The level of support likely to be available is not yet clear. Full “parity,” which some MPs expect, would see workers receive 80% of their previous incomes, up to a limit of £2,500 ($2,969) a month as under the scheme for employees.
But the Treasury is thought to be wary about the mounting costs of its support package, large handouts to high earners, issues identifying who needs help and bogus self-employment.
“The challenge is designing something that gets to the people who we want to help, while at the same time being affordable and not having to benefit absolutely everybody. That is proving to be problematic but we are hard at work on it,” said Sunak earlier this week.
Read more: Warnings of ‘income crisis’ for freelance workers as coronavirus toll grows
There are some reports only those on low and average incomes will receive help. A cap could be set at around £1,700 a month or based on median average UK incomes, but the Times suggests the cap could be well above average earnings at around £50,000.

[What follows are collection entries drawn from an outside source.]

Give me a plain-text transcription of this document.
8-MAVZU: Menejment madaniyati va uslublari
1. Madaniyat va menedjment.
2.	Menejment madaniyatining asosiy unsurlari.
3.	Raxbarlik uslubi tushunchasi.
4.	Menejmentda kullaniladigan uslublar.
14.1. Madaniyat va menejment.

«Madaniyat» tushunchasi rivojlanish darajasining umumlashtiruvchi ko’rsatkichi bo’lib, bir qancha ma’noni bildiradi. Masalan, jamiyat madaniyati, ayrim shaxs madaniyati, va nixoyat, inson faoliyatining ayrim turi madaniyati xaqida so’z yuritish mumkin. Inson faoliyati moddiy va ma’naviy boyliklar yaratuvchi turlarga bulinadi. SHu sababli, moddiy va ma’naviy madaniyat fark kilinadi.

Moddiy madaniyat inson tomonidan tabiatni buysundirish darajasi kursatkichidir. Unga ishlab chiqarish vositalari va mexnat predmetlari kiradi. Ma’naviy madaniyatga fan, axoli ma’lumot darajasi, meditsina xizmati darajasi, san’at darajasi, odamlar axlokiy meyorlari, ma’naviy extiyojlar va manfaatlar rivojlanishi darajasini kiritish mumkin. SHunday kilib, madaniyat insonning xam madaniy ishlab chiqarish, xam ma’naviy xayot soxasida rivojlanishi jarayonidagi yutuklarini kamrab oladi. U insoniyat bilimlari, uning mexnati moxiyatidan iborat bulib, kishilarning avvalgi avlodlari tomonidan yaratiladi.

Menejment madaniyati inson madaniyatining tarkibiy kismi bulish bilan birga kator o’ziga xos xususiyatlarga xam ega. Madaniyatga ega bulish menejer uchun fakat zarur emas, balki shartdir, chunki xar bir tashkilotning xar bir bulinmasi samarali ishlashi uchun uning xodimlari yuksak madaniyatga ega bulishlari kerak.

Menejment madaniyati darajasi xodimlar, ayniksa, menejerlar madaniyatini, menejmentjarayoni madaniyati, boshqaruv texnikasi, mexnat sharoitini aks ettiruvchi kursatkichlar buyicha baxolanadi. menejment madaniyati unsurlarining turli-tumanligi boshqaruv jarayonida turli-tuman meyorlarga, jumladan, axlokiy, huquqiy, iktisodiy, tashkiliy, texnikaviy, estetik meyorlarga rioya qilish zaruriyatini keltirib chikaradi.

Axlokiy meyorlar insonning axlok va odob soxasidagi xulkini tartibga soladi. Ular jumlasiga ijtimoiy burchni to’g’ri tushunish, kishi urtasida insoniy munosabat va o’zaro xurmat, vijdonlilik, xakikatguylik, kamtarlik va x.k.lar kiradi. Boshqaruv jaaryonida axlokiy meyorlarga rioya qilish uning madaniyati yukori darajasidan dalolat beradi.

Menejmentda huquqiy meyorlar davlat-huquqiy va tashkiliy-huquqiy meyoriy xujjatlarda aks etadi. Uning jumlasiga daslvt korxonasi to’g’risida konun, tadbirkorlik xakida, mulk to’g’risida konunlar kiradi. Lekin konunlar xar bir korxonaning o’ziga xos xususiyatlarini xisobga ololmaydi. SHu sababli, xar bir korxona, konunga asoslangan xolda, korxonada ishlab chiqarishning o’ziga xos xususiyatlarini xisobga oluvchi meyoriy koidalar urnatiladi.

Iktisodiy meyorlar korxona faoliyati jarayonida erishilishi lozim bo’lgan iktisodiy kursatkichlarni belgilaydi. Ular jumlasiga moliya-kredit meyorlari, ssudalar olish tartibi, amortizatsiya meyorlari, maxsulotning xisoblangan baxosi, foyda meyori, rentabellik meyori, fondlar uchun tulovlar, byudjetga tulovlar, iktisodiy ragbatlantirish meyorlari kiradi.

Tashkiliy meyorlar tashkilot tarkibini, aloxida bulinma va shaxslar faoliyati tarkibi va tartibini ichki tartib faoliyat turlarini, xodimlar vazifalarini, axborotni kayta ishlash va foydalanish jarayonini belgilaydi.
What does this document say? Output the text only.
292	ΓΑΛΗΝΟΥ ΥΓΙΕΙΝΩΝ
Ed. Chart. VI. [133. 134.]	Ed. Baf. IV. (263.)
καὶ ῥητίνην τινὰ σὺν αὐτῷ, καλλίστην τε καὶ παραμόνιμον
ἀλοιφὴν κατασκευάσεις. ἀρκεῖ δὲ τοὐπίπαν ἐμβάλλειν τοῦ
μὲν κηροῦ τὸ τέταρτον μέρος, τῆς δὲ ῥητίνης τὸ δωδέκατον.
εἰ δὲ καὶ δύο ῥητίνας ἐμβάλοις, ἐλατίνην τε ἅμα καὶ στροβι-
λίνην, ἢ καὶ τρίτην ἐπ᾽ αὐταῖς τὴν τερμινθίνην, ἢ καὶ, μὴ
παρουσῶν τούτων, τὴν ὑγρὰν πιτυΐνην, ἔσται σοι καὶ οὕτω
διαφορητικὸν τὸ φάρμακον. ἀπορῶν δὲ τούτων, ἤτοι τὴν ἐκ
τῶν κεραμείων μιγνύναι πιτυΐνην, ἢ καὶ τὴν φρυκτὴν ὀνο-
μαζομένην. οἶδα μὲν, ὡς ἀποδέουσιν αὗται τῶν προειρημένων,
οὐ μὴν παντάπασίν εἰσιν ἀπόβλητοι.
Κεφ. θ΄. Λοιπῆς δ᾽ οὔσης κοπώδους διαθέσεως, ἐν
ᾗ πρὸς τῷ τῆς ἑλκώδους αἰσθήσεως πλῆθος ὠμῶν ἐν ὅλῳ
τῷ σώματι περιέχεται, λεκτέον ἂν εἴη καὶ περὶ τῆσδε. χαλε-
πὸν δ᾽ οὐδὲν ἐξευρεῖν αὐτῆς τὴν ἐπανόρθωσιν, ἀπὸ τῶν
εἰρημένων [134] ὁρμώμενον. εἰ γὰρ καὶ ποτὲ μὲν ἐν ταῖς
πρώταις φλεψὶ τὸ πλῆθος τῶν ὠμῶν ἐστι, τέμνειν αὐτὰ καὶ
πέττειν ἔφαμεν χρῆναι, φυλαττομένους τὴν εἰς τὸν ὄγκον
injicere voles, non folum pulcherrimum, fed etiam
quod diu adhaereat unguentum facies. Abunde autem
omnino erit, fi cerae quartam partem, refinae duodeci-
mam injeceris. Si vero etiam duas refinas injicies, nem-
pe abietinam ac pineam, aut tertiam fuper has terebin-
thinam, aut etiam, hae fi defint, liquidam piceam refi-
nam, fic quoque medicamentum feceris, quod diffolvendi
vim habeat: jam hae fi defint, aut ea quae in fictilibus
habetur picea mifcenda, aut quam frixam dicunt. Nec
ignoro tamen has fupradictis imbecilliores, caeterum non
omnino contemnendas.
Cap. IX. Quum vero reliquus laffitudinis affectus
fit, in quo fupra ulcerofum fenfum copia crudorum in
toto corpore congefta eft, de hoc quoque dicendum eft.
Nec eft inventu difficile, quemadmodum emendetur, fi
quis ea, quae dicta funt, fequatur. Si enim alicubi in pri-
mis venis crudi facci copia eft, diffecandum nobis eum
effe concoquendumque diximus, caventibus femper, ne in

Setting up a new scheme from scratch and reviewing workers’ applications could also take more time than the employee wage scheme, where HMRC can make calculations through existing systems and data from its pay-as-you-earn system (PAYE).
The universal credit benefit has already been tweaked to help more self-employed claim to replace or top up reduced incomes. But business leaders and think tanks say it is nowhere near generous enough, and may struggle to deal with the new caseload.
Adam Marshall, director general of the British Chambers of Commerce, told the BBC on Thursday: “For many people that have seen their businesses disappear in the blink of an eye, things like statutory sick pay or universal credit just isn’t enough.
“It doesn’t need to be perfect – we just need a system in place.”